Лина отлично понимала его; это было нетрудно, поскольку она и сама обладала такими же чертами и свойствами. «Мы с тобой подписали договор о членстве в обществе тех, у которого перебиты крылья», — сказала она ему однажды поздно ночью, убирая со стола после очередной вечеринки. В течение некоторого времени, пока им было по двадцать — тридцать лет, вечеринки казались им удачным завершением уик-эндов в гостиной их квартиры в Бруклин-Хайтс.
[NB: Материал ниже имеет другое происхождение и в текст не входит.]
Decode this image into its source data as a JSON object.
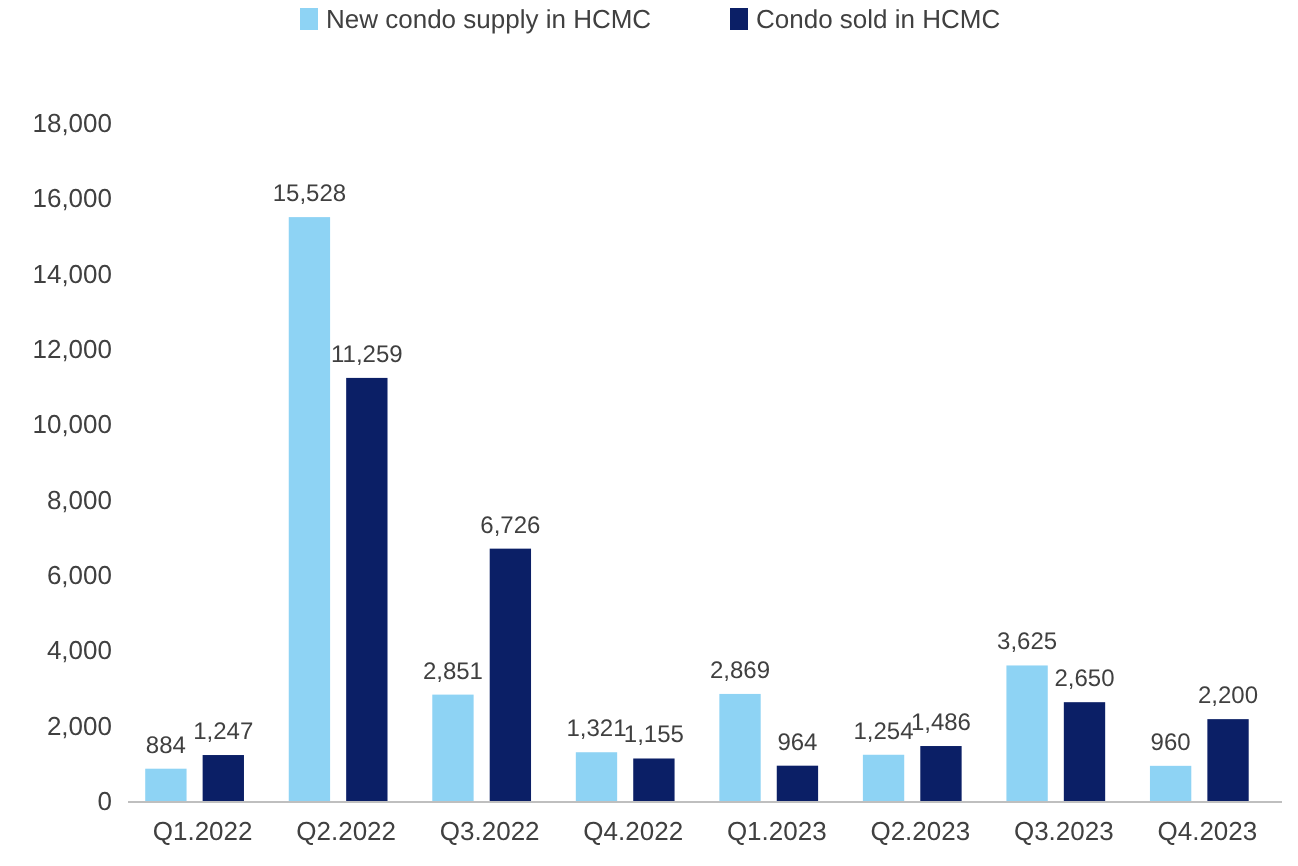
{
  "chart_data": {
    "type": "bar",
    "categories": [
      "Q1.2022",
      "Q2.2022",
      "Q3.2022",
      "Q4.2022",
      "Q1.2023",
      "Q2.2023",
      "Q3.2023",
      "Q4.2023"
    ],
    "series": [
      {
        "name": "New condo supply in HCMC",
        "color": "#8ed3f4",
        "values": [
          884,
          15528,
          2851,
          1321,
          2869,
          1254,
          3625,
          960
        ],
        "value_labels": [
          "884",
          "15,528",
          "2,851",
          "1,321",
          "2,869",
          "1,254",
          "3,625",
          "960"
        ]
      },
      {
        "name": "Condo sold in HCMC",
        "color": "#0b1f66",
        "values": [
          1247,
          11259,
          6726,
          1155,
          964,
          1486,
          2650,
          2200
        ],
        "value_labels": [
          "1,247",
          "11,259",
          "6,726",
          "1,155",
          "964",
          "1,486",
          "2,650",
          "2,200"
        ]
      }
    ],
    "ylim": [
      0,
      18000
    ],
    "yticks": [
      0,
      {
        "value": 2000,
        "label": "2,000"
      },
      {
        "value": 4000,
        "label": "4,000"
      },
      {
        "value": 6000,
        "label": "6,000"
      },
      {
        "value": 8000,
        "label": "8,000"
      },
      {
        "value": 10000,
        "label": "10,000"
      },
      {
        "value": 12000,
        "label": "12,000"
      },
      {
        "value": 14000,
        "label": "14,000"
      },
      {
        "value": 16000,
        "label": "16,000"
      },
      {
        "value": 18000,
        "label": "18,000"
      }
    ],
    "legend": "top"
  }
}
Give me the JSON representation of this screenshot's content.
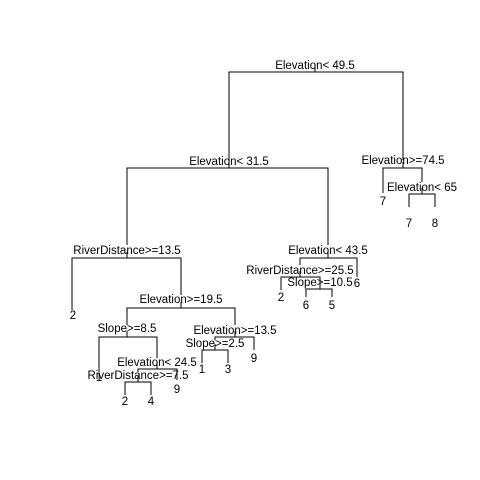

К ним просто заявлялся народ, и они всех принимали, угощали сигаретами, от которых Лина отламывала фильтры, позволяли валяться на ковре и разваливаться на обшарпанной мебели, пить принесенное с собой вино и спорить о новой пьесе, книге или фильме; а также сокрушаться по поводу скверного синтаксиса Эйзенхауэра, составления черных списков авторов, выступающих по радио или подвизающихся в Голливуде, по поводу возникшей вдруг непонятной враждебности черных по отношению к евреям, их традиционным союзникам, аннулирования Государственным департаментом заграничных паспортов лиц, подозреваемых в приверженности радикальным взглядам, по поводу поразительного, иррационального молчания, охватывающего страну по мере того, как неожиданный взрыв консерватизма вышелушивает и отбрасывает прочь саму память о предыдущих тридцати годах, о Великой депрессии и о политике Нового курса и даже превращает нацистов, злейшего врага во время войны, в своего рода защитников от бывших союзников русских. Некоторых гостей утешало и вдохновляло гостеприимство Зорнов; после этого они уходили в ночь либо со вновь обретенными друзьями, либо поодиночке, но в любом случае под влиянием ощущения, что живут в жалкое время утраченного мужества и доблести; они теперь рассматривали себя как яркое и сознательное меньшинство в стране, где невежественное неприятие мировой революции считается счастливым уделом, где становится все легче делать деньги, где психоаналитик стал высшим авторитетом, а не накладывающее никаких обязательств отчуждение от общества превратилось в первостатейную добродетель.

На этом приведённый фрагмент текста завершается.